In June 1973, two social workers from Montgomery Community visited the Relf residence with concerns that young boys were "hanging around" Minnie Lee and Mary Alice, who were both mentally disabled. Lonnie was not home. The MCA workers told Minnie that her daughters were going to receive some "shots." The three were transported to a hospital, where Minnie, who could neither read nor write, signed a consent form with "X." She believed that Mary Alice and Minnie Lee were going to be given hormonal contraception injections, as they had received previously. Later that day, Katie Relf, 17 years old at the time, was visited at her family home by a "nurse" seeking to have her be sterilized. Being a minor and home alone, she refused, locking herself in her room.

The following day, Lonnie went to visit his daughters at the hospital. When he arrived, he was advised that visiting hours were over and he could not see his daughters that day. Following three days in the hospital, the girls were sent home. Lonnie later noticed surgical scars on both of his youngest daughters' bodies. He asked his social worker what had actually happened. On realizing that their daughters had been sterilized without their consent, the Relfs filed a class-action lawsuit in the United States District Court for the District of Columbia with the help of the Southern Poverty Law Center. Katie Relf would also sue with her sisters in the court case of Relf v. Weinberger, which resulted in a prohibition against the use of federal funds for involuntary sterilization.
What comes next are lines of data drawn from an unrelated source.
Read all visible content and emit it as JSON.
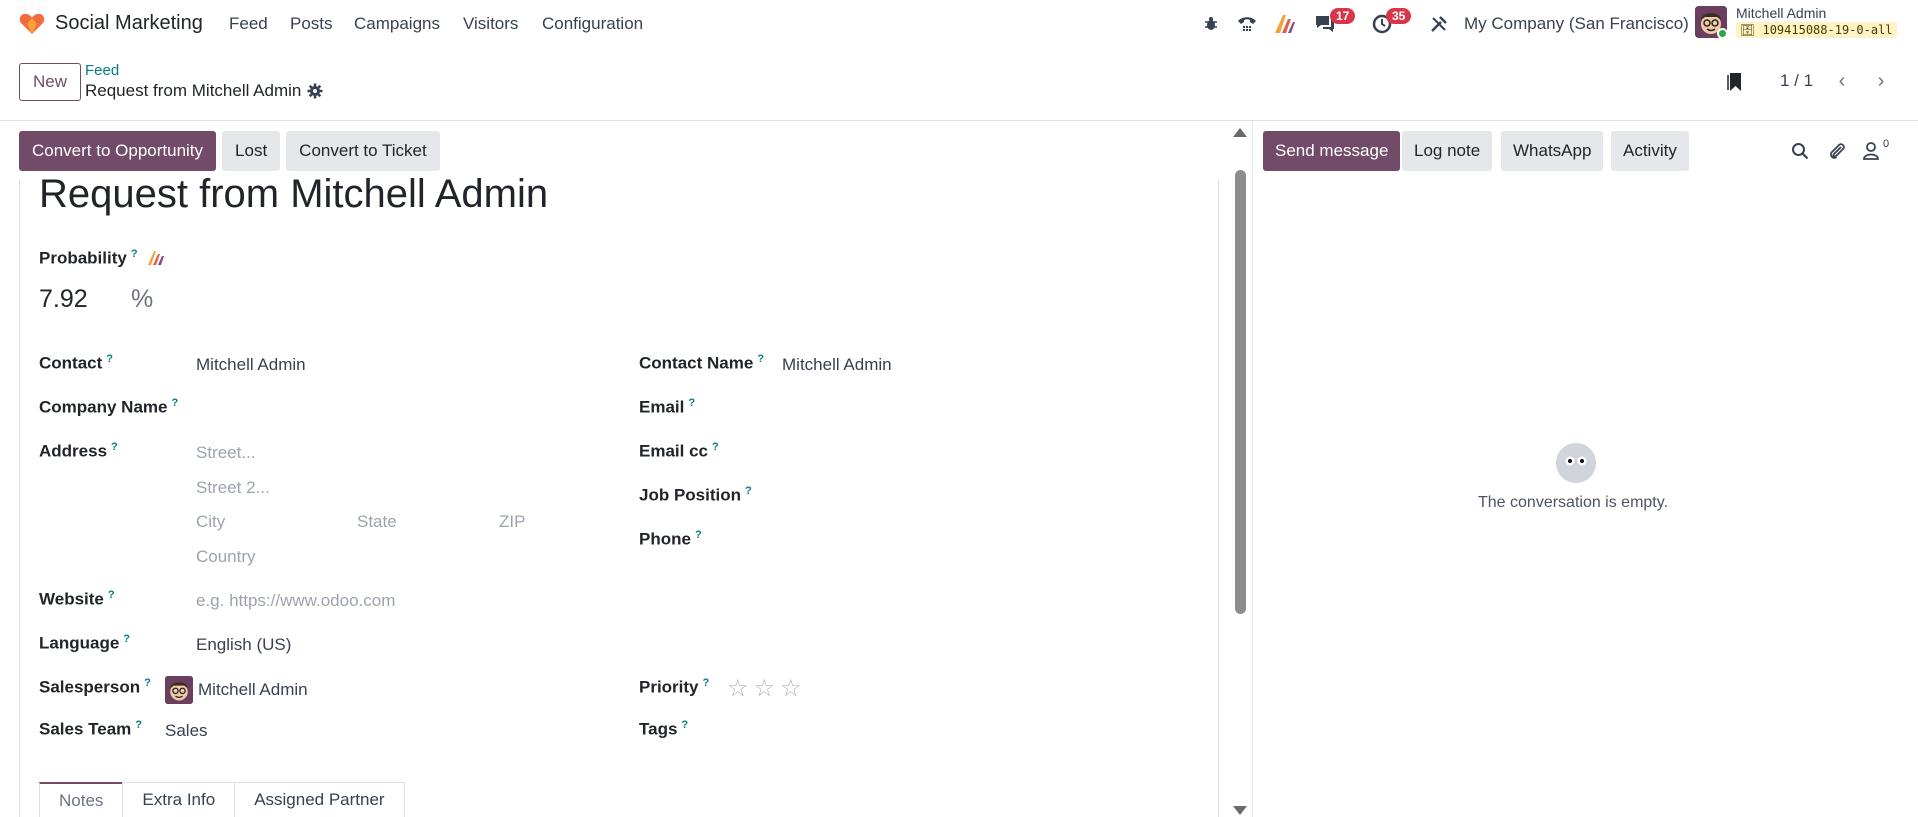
{
  "app": {
    "name": "Social Marketing",
    "menu": [
      "Feed",
      "Posts",
      "Campaigns",
      "Visitors",
      "Configuration"
    ]
  },
  "systray": {
    "messages_count": "17",
    "activities_count": "35",
    "company": "My Company (San Francisco)",
    "user_name": "Mitchell Admin",
    "database": "109415088-19-0-all"
  },
  "control_panel": {
    "new_label": "New",
    "breadcrumb_parent": "Feed",
    "breadcrumb_current": "Request from Mitchell Admin",
    "pager": "1 / 1"
  },
  "status_buttons": [
    "Convert to Opportunity",
    "Lost",
    "Convert to Ticket"
  ],
  "form": {
    "title": "Request from Mitchell Admin",
    "probability_label": "Probability",
    "probability_value": "7.92",
    "probability_unit": "%",
    "help_mark": "?",
    "left": {
      "contact_label": "Contact",
      "contact_value": "Mitchell Admin",
      "company_label": "Company Name",
      "address_label": "Address",
      "street_placeholder": "Street...",
      "street2_placeholder": "Street 2...",
      "city_placeholder": "City",
      "state_placeholder": "State",
      "zip_placeholder": "ZIP",
      "country_placeholder": "Country",
      "website_label": "Website",
      "website_placeholder": "e.g. https://www.odoo.com",
      "language_label": "Language",
      "language_value": "English (US)",
      "salesperson_label": "Salesperson",
      "salesperson_value": "Mitchell Admin",
      "sales_team_label": "Sales Team",
      "sales_team_value": "Sales"
    },
    "right": {
      "contact_name_label": "Contact Name",
      "contact_name_value": "Mitchell Admin",
      "email_label": "Email",
      "email_cc_label": "Email cc",
      "job_position_label": "Job Position",
      "phone_label": "Phone",
      "priority_label": "Priority",
      "priority_stars": 0,
      "tags_label": "Tags"
    },
    "tabs": [
      "Notes",
      "Extra Info",
      "Assigned Partner"
    ]
  },
  "chatter": {
    "buttons": [
      "Send message",
      "Log note",
      "WhatsApp",
      "Activity"
    ],
    "followers_count": "0",
    "empty_text": "The conversation is empty."
  },
  "colors": {
    "brand": "#714b67",
    "link": "#017e84",
    "badge": "#d9364a"
  }
}
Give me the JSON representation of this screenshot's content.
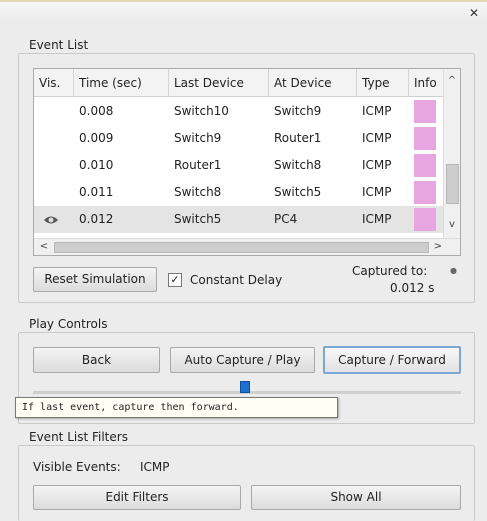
{
  "window": {
    "close_label": "✕"
  },
  "event_list": {
    "title": "Event List",
    "columns": [
      "Vis.",
      "Time (sec)",
      "Last Device",
      "At Device",
      "Type",
      "Info"
    ],
    "rows": [
      {
        "vis": "",
        "time": "0.008",
        "last": "Switch10",
        "at": "Switch9",
        "type": "ICMP",
        "color": "#e8a6e0"
      },
      {
        "vis": "",
        "time": "0.009",
        "last": "Switch9",
        "at": "Router1",
        "type": "ICMP",
        "color": "#e8a6e0"
      },
      {
        "vis": "",
        "time": "0.010",
        "last": "Router1",
        "at": "Switch8",
        "type": "ICMP",
        "color": "#e8a6e0"
      },
      {
        "vis": "",
        "time": "0.011",
        "last": "Switch8",
        "at": "Switch5",
        "type": "ICMP",
        "color": "#e8a6e0"
      },
      {
        "vis": "eye-icon",
        "time": "0.012",
        "last": "Switch5",
        "at": "PC4",
        "type": "ICMP",
        "color": "#e8a6e0"
      }
    ],
    "scroll_left": "<",
    "scroll_right": ">",
    "scroll_up": "^",
    "scroll_down": "v"
  },
  "controls": {
    "reset_label": "Reset Simulation",
    "constant_delay_label": "Constant Delay",
    "constant_delay_checked": true,
    "captured_to_label": "Captured to:",
    "captured_to_value": "0.012 s"
  },
  "play_controls": {
    "title": "Play Controls",
    "back_label": "Back",
    "auto_label": "Auto Capture / Play",
    "forward_label": "Capture / Forward",
    "tooltip": "If last event, capture then forward."
  },
  "filters": {
    "title": "Event List Filters",
    "visible_events_label": "Visible Events:",
    "visible_events_value": "ICMP",
    "edit_label": "Edit Filters",
    "show_all_label": "Show All"
  },
  "colors": {
    "info_swatch": "#e8a6e0",
    "slider": "#1f6fd0"
  }
}
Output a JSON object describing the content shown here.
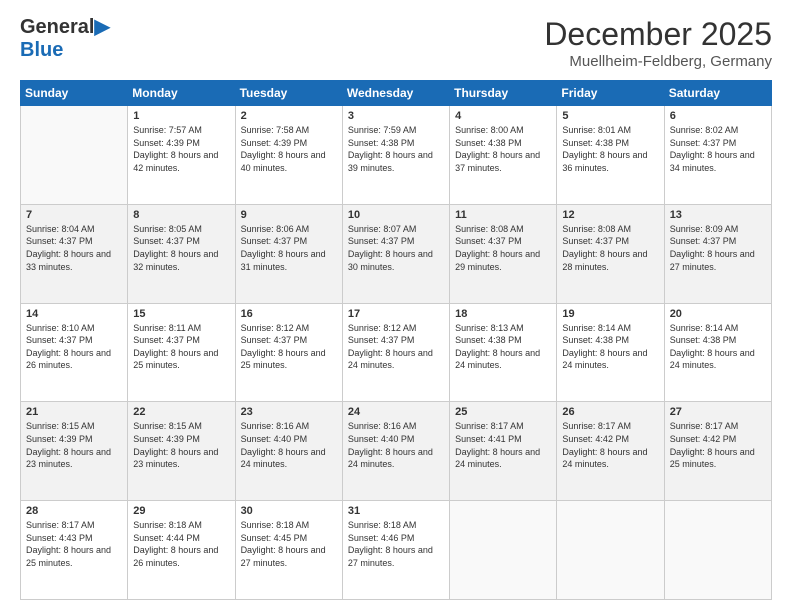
{
  "header": {
    "logo_general": "General",
    "logo_blue": "Blue",
    "month_title": "December 2025",
    "location": "Muellheim-Feldberg, Germany"
  },
  "days_of_week": [
    "Sunday",
    "Monday",
    "Tuesday",
    "Wednesday",
    "Thursday",
    "Friday",
    "Saturday"
  ],
  "weeks": [
    [
      {
        "day": "",
        "sunrise": "",
        "sunset": "",
        "daylight": ""
      },
      {
        "day": "1",
        "sunrise": "Sunrise: 7:57 AM",
        "sunset": "Sunset: 4:39 PM",
        "daylight": "Daylight: 8 hours and 42 minutes."
      },
      {
        "day": "2",
        "sunrise": "Sunrise: 7:58 AM",
        "sunset": "Sunset: 4:39 PM",
        "daylight": "Daylight: 8 hours and 40 minutes."
      },
      {
        "day": "3",
        "sunrise": "Sunrise: 7:59 AM",
        "sunset": "Sunset: 4:38 PM",
        "daylight": "Daylight: 8 hours and 39 minutes."
      },
      {
        "day": "4",
        "sunrise": "Sunrise: 8:00 AM",
        "sunset": "Sunset: 4:38 PM",
        "daylight": "Daylight: 8 hours and 37 minutes."
      },
      {
        "day": "5",
        "sunrise": "Sunrise: 8:01 AM",
        "sunset": "Sunset: 4:38 PM",
        "daylight": "Daylight: 8 hours and 36 minutes."
      },
      {
        "day": "6",
        "sunrise": "Sunrise: 8:02 AM",
        "sunset": "Sunset: 4:37 PM",
        "daylight": "Daylight: 8 hours and 34 minutes."
      }
    ],
    [
      {
        "day": "7",
        "sunrise": "Sunrise: 8:04 AM",
        "sunset": "Sunset: 4:37 PM",
        "daylight": "Daylight: 8 hours and 33 minutes."
      },
      {
        "day": "8",
        "sunrise": "Sunrise: 8:05 AM",
        "sunset": "Sunset: 4:37 PM",
        "daylight": "Daylight: 8 hours and 32 minutes."
      },
      {
        "day": "9",
        "sunrise": "Sunrise: 8:06 AM",
        "sunset": "Sunset: 4:37 PM",
        "daylight": "Daylight: 8 hours and 31 minutes."
      },
      {
        "day": "10",
        "sunrise": "Sunrise: 8:07 AM",
        "sunset": "Sunset: 4:37 PM",
        "daylight": "Daylight: 8 hours and 30 minutes."
      },
      {
        "day": "11",
        "sunrise": "Sunrise: 8:08 AM",
        "sunset": "Sunset: 4:37 PM",
        "daylight": "Daylight: 8 hours and 29 minutes."
      },
      {
        "day": "12",
        "sunrise": "Sunrise: 8:08 AM",
        "sunset": "Sunset: 4:37 PM",
        "daylight": "Daylight: 8 hours and 28 minutes."
      },
      {
        "day": "13",
        "sunrise": "Sunrise: 8:09 AM",
        "sunset": "Sunset: 4:37 PM",
        "daylight": "Daylight: 8 hours and 27 minutes."
      }
    ],
    [
      {
        "day": "14",
        "sunrise": "Sunrise: 8:10 AM",
        "sunset": "Sunset: 4:37 PM",
        "daylight": "Daylight: 8 hours and 26 minutes."
      },
      {
        "day": "15",
        "sunrise": "Sunrise: 8:11 AM",
        "sunset": "Sunset: 4:37 PM",
        "daylight": "Daylight: 8 hours and 25 minutes."
      },
      {
        "day": "16",
        "sunrise": "Sunrise: 8:12 AM",
        "sunset": "Sunset: 4:37 PM",
        "daylight": "Daylight: 8 hours and 25 minutes."
      },
      {
        "day": "17",
        "sunrise": "Sunrise: 8:12 AM",
        "sunset": "Sunset: 4:37 PM",
        "daylight": "Daylight: 8 hours and 24 minutes."
      },
      {
        "day": "18",
        "sunrise": "Sunrise: 8:13 AM",
        "sunset": "Sunset: 4:38 PM",
        "daylight": "Daylight: 8 hours and 24 minutes."
      },
      {
        "day": "19",
        "sunrise": "Sunrise: 8:14 AM",
        "sunset": "Sunset: 4:38 PM",
        "daylight": "Daylight: 8 hours and 24 minutes."
      },
      {
        "day": "20",
        "sunrise": "Sunrise: 8:14 AM",
        "sunset": "Sunset: 4:38 PM",
        "daylight": "Daylight: 8 hours and 24 minutes."
      }
    ],
    [
      {
        "day": "21",
        "sunrise": "Sunrise: 8:15 AM",
        "sunset": "Sunset: 4:39 PM",
        "daylight": "Daylight: 8 hours and 23 minutes."
      },
      {
        "day": "22",
        "sunrise": "Sunrise: 8:15 AM",
        "sunset": "Sunset: 4:39 PM",
        "daylight": "Daylight: 8 hours and 23 minutes."
      },
      {
        "day": "23",
        "sunrise": "Sunrise: 8:16 AM",
        "sunset": "Sunset: 4:40 PM",
        "daylight": "Daylight: 8 hours and 24 minutes."
      },
      {
        "day": "24",
        "sunrise": "Sunrise: 8:16 AM",
        "sunset": "Sunset: 4:40 PM",
        "daylight": "Daylight: 8 hours and 24 minutes."
      },
      {
        "day": "25",
        "sunrise": "Sunrise: 8:17 AM",
        "sunset": "Sunset: 4:41 PM",
        "daylight": "Daylight: 8 hours and 24 minutes."
      },
      {
        "day": "26",
        "sunrise": "Sunrise: 8:17 AM",
        "sunset": "Sunset: 4:42 PM",
        "daylight": "Daylight: 8 hours and 24 minutes."
      },
      {
        "day": "27",
        "sunrise": "Sunrise: 8:17 AM",
        "sunset": "Sunset: 4:42 PM",
        "daylight": "Daylight: 8 hours and 25 minutes."
      }
    ],
    [
      {
        "day": "28",
        "sunrise": "Sunrise: 8:17 AM",
        "sunset": "Sunset: 4:43 PM",
        "daylight": "Daylight: 8 hours and 25 minutes."
      },
      {
        "day": "29",
        "sunrise": "Sunrise: 8:18 AM",
        "sunset": "Sunset: 4:44 PM",
        "daylight": "Daylight: 8 hours and 26 minutes."
      },
      {
        "day": "30",
        "sunrise": "Sunrise: 8:18 AM",
        "sunset": "Sunset: 4:45 PM",
        "daylight": "Daylight: 8 hours and 27 minutes."
      },
      {
        "day": "31",
        "sunrise": "Sunrise: 8:18 AM",
        "sunset": "Sunset: 4:46 PM",
        "daylight": "Daylight: 8 hours and 27 minutes."
      },
      {
        "day": "",
        "sunrise": "",
        "sunset": "",
        "daylight": ""
      },
      {
        "day": "",
        "sunrise": "",
        "sunset": "",
        "daylight": ""
      },
      {
        "day": "",
        "sunrise": "",
        "sunset": "",
        "daylight": ""
      }
    ]
  ]
}
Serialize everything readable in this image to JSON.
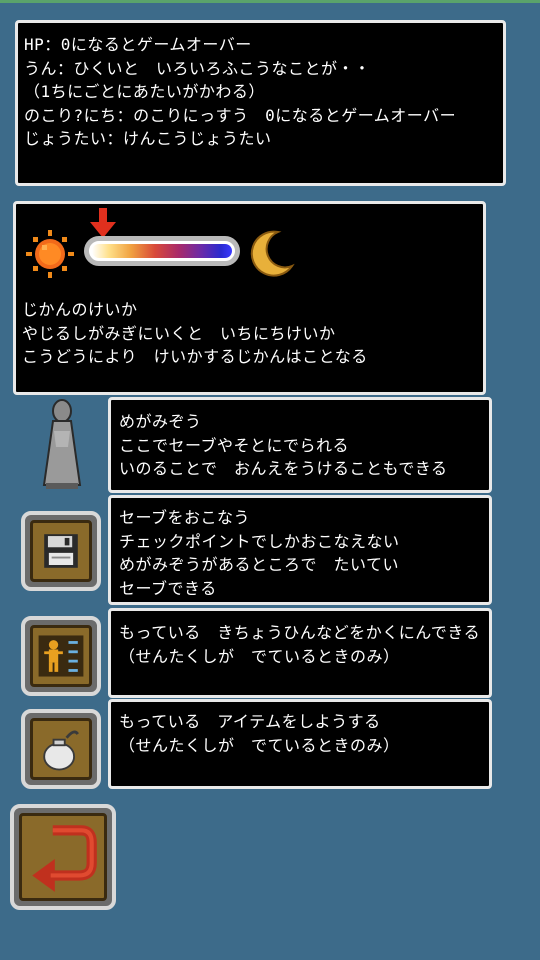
{
  "hp_panel": {
    "lines": [
      "HP：0になるとゲームオーバー",
      "うん：ひくいと　いろいろふこうなことが・・",
      "（1ちにごとにあたいがかわる）",
      "のこり?にち：のこりにっすう　0になるとゲームオーバー",
      "じょうたい：けんこうじょうたい"
    ]
  },
  "time_panel": {
    "progress": 0.05,
    "lines": [
      "じかんのけいか",
      "やじるしがみぎにいくと　いちにちけいか",
      "こうどうにより　けいかするじかんはことなる"
    ]
  },
  "statue_panel": {
    "lines": [
      "めがみぞう",
      "ここでセーブやそとにでられる",
      "いのることで　おんえをうけることもできる"
    ]
  },
  "save_panel": {
    "lines": [
      "セーブをおこなう",
      "チェックポイントでしかおこなえない",
      "めがみぞうがあるところで　たいてい",
      "セーブできる"
    ]
  },
  "status_panel": {
    "lines": [
      "もっている　きちょうひんなどをかくにんできる",
      "（せんたくしが　でているときのみ）"
    ]
  },
  "item_panel": {
    "lines": [
      "もっている　アイテムをしようする",
      "（せんたくしが　でているときのみ）"
    ]
  },
  "colors": {
    "background": "#3d6b8a",
    "panel": "#000000",
    "panel_border": "#e9e9e9",
    "button_frame": "#6b6b6b",
    "button_inner": "#8a6a2a"
  },
  "icons": {
    "sun": "sun-icon",
    "moon": "crescent-moon-icon",
    "arrow": "down-arrow-icon",
    "statue": "goddess-statue-icon",
    "save": "floppy-disk-icon",
    "status": "character-status-icon",
    "item": "item-bag-icon",
    "back": "return-arrow-icon"
  }
}
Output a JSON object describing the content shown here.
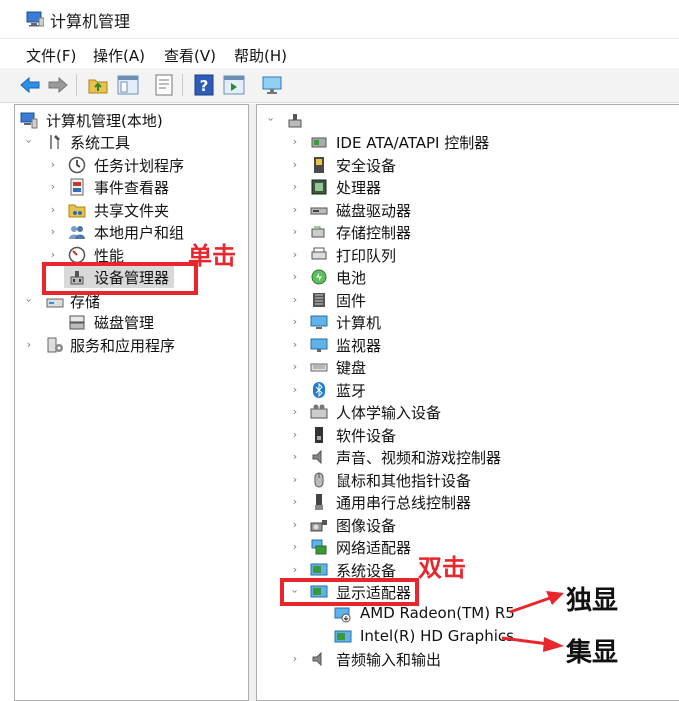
{
  "window": {
    "title": "计算机管理"
  },
  "menu": [
    "文件(F)",
    "操作(A)",
    "查看(V)",
    "帮助(H)"
  ],
  "left_tree": {
    "root": "计算机管理(本地)",
    "system_tools": "系统工具",
    "task_scheduler": "任务计划程序",
    "event_viewer": "事件查看器",
    "shared_folders": "共享文件夹",
    "local_users": "本地用户和组",
    "performance": "性能",
    "device_manager": "设备管理器",
    "storage": "存储",
    "disk_management": "磁盘管理",
    "services": "服务和应用程序"
  },
  "right_tree": {
    "categories": [
      "IDE ATA/ATAPI 控制器",
      "安全设备",
      "处理器",
      "磁盘驱动器",
      "存储控制器",
      "打印队列",
      "电池",
      "固件",
      "计算机",
      "监视器",
      "键盘",
      "蓝牙",
      "人体学输入设备",
      "软件设备",
      "声音、视频和游戏控制器",
      "鼠标和其他指针设备",
      "通用串行总线控制器",
      "图像设备",
      "网络适配器",
      "系统设备"
    ],
    "display_adapters": "显示适配器",
    "gpu_amd": "AMD Radeon(TM) R5",
    "gpu_intel": "Intel(R) HD Graphics",
    "audio_io": "音频输入和输出"
  },
  "annotations": {
    "single_click": "单击",
    "double_click": "双击",
    "discrete": "独显",
    "integrated": "集显"
  },
  "colors": {
    "annotation_red": "#e8262b",
    "selection": "#d9d9d9",
    "accent_blue": "#1e7bd8"
  }
}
The defendants in the case, Caspar Weinberger, secretary of the Department of Health, Education and Welfare (HEW) and then-director of the Office of Economic Opportunity (OEO) Alvin J. Arnett were accused in the complaint of having "used federal funds and the powers devolved upon them to bring about the use of birth control measures, including sterilization, on the plaintiffs (in the case of OEO) and the class they represent (in the case of OEO and HEW)[...]The defendants Caspar Weinberger and Arnett as well as their predecessors in office were found to have acted to deny plaintiffs and their class status the right to procreate, which is a constitutionally protected right, by failing to establish any guidelines for birth control programs conducted with federal funds, under federal auspices or by failing to distribute such guidelines once formulated."

== See also ==
- Carrie Buck (July 3, 1906 – January 28, 1983) was one of the many women forcibly sterilized because her mother and doctor diagnosed her as 'feeble-minded', a diagnosis constructed from her sexual behavior. In Buck v. Bell, the court decided to uphold a prior resolution that permitted coerced sterilization on the basis of eugenics for people considered to be genetically inferior.